Myles Allen has teamed up with the BBC to harness the power of the public's PCs to predict climate change

Myles Allen is running the world's largest scientific experiment to predict the future climate.

The Oxford University physicist teamed up with the BBC this week, as part of its series of programmes on climate change, to harness the massed computing power of the public when their computers are not being used.

Participants are asked to download a computer climate model that will run thousands of times with tiny variations to help the scientists understand the effect of small changes to the environment and to refine their predictions.

Subsequent to the BBC coverage on Tuesday, Dr Allen said: "Some 5,000 people already signed up today and it will hit the main news at 6pm.

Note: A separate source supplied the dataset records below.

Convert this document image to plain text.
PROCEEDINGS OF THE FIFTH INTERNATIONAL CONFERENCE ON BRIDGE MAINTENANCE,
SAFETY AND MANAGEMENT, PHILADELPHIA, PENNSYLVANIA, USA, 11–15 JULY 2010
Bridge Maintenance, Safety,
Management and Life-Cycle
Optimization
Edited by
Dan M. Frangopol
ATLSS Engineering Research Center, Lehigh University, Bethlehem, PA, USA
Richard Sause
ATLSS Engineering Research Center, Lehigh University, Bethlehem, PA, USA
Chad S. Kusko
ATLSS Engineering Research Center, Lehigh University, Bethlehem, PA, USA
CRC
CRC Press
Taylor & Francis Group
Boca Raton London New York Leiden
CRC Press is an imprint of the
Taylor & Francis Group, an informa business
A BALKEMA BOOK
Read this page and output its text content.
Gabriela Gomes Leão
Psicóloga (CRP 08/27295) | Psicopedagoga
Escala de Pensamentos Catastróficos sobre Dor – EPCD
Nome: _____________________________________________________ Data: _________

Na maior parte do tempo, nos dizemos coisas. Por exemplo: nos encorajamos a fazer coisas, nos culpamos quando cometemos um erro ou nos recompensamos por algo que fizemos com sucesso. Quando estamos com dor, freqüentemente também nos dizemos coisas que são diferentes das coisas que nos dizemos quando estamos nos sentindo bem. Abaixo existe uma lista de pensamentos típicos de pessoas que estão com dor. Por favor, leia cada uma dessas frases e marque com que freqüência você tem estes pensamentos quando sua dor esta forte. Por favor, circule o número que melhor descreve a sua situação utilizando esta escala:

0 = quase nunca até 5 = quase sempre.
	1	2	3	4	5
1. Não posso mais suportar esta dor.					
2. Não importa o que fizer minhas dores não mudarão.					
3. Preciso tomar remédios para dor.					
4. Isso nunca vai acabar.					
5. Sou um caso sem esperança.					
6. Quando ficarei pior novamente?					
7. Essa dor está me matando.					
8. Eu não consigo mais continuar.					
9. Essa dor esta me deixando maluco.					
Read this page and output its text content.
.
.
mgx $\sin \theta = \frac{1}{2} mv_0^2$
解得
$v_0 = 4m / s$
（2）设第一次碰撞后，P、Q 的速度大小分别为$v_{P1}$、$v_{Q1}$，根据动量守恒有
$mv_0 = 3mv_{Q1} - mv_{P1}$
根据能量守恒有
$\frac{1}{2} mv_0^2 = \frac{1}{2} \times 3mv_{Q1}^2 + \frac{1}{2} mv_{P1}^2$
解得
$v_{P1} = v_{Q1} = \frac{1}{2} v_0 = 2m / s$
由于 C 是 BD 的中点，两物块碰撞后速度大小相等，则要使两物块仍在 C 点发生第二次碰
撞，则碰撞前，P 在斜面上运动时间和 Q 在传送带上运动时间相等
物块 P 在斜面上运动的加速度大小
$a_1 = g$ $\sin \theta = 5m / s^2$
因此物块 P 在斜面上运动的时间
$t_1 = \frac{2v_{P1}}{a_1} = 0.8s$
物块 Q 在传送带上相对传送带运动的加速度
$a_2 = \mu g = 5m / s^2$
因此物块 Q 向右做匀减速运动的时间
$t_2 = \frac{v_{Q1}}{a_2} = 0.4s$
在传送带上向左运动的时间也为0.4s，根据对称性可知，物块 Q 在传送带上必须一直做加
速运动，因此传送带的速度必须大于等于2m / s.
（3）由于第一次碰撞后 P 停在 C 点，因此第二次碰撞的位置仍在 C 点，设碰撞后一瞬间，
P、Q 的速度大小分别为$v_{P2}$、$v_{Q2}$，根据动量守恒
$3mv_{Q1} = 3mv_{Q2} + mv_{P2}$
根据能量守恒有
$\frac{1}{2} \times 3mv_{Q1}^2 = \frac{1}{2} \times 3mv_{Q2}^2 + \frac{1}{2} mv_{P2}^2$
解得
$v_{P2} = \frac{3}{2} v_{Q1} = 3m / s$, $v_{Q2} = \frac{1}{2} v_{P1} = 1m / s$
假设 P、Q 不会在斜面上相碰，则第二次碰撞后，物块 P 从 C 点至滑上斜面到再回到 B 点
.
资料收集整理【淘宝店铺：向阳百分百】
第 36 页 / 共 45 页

That's the equivalent of harnessing the power of a supercomputer. If another 20,000 sign up tonight, that will be double the capacity of the world's largest supercomputer looking at climate change - the earth simulator in Japan. From the research point of view, it's getting more computing capacity and doing research we couldn't hope to do in any other way."

Expanding the project to include thousands more computers will allow the team to create atmosphere and ocean climate change simulations that run from 1920 to 2080.

Dr Allen first explained his idea for the project - www.climateprediction.net - in an article on DIY climate prediction in 1999. The project launched in 2003 and 25,000 users worldwide registered on the first weekend.